Pakistan's experience has shown that the development of backward regions cannot be stimulated simply by giving tax incentives to entrepreneurs for investment in backward areas. For the entrepreneur, the attractiveness of infrastructure and markets in the developed regions far outweighs the attractiveness of tax incentives. In rare cases where the entrepreneur does invest in the area designated "backward", (e.g. Hub Chowki) he indulges in "border hopping", i.e., he locates the unit just across the border between the developed and backward regions. The industrial unit draws its inputs and sells its outputs in the developed region, and therefore generates secondary multiplier effects in the developed rather than the backward region.

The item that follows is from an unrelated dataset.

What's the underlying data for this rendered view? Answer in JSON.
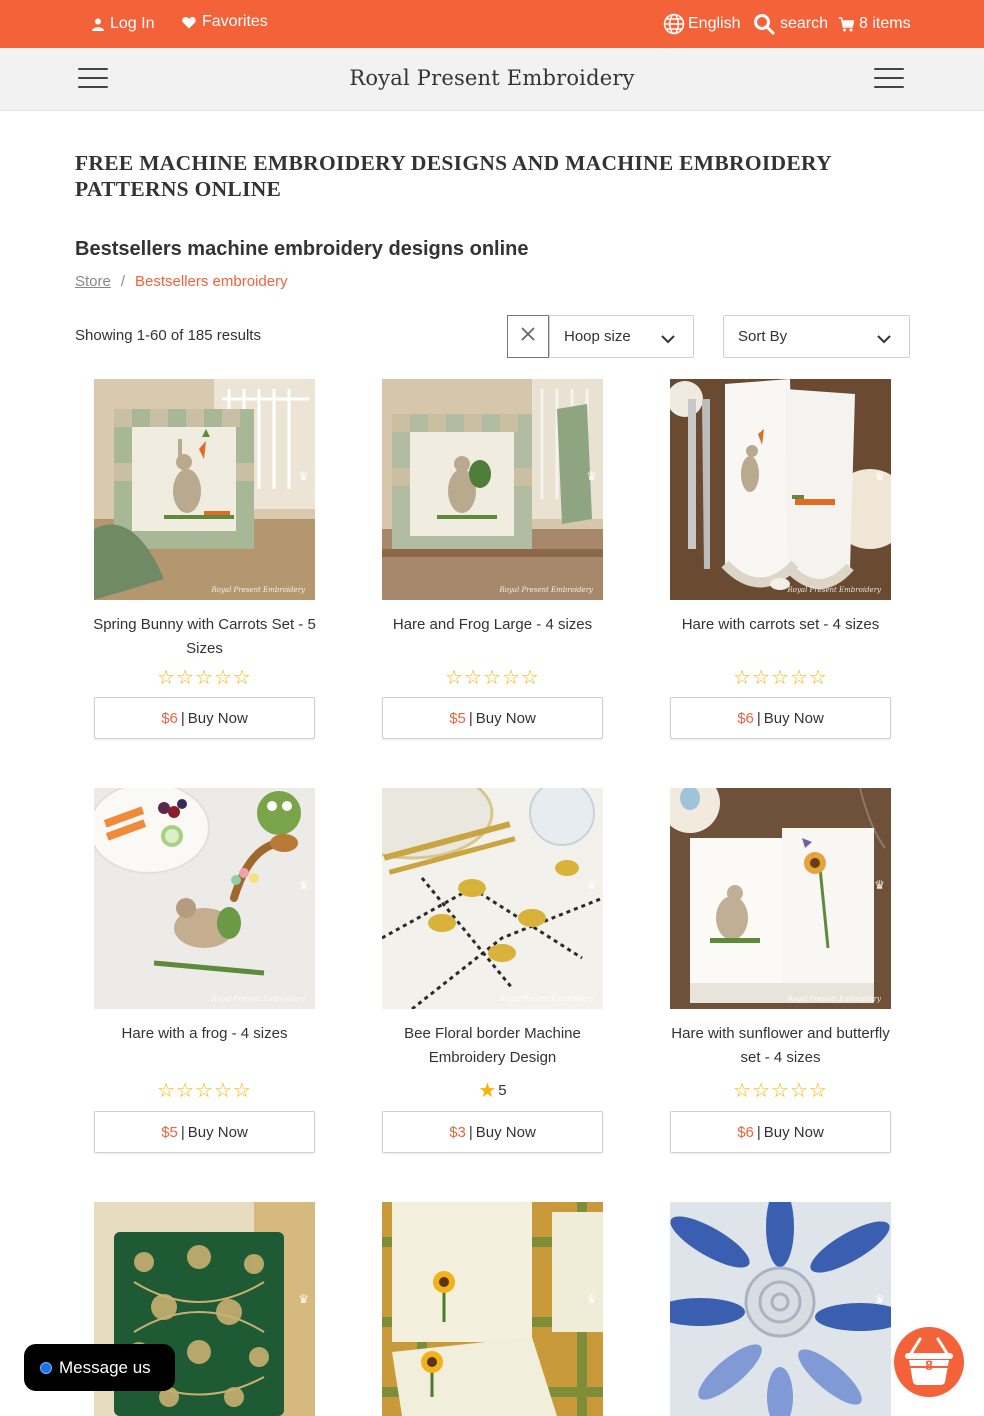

If investment is to go deep into the backward regions to generate self sustained growth, the development of infrastructure in these regions is essential. The question then arises, where in the vast "backward" region to set up the infrastructure and how much? A regional planning exercise would involve mapping the economic and social infrastructure, geographic location of markets by size and source of raw materials. On the basis of such a "map", potential growth NODES could be specified in the backward region. These would be locations which on the basis of some existing infrastructure, closeness to a local market, or raw material deposit, qualify for supplementary infrastructural investment by the government. The first step towards specifying such growth nodes has already been taken with our study on Industrialization potential of Selected Districts (A.I. Hamid, A. Hussain, A. Qutub). This study has proposed growth nodes in the following districts: Khairpur, Nawabshah and Sanghar in Sind; D.G. Khan, Muzaffargarh and Bhakkar in the Punjab. A similar exercise could be conducted for all the backward regions of the country. The nodes could be specified in such a way that as growth begins to occur, they begin to interact in terms of factor markets, thereby generating self-sustained growth diffusion in the backward areas.

In conclusion one can propose that for a regionally balanced economic growth and in the designing of fiscal/monetary policy incentives, the regional dimension needs to be taken into account. In the same way in the design of poverty alleviation measures by the government and NGOs, differences in the level of poverty and the dynamics of poverty creation as between provinces and districts should be an essential consideration.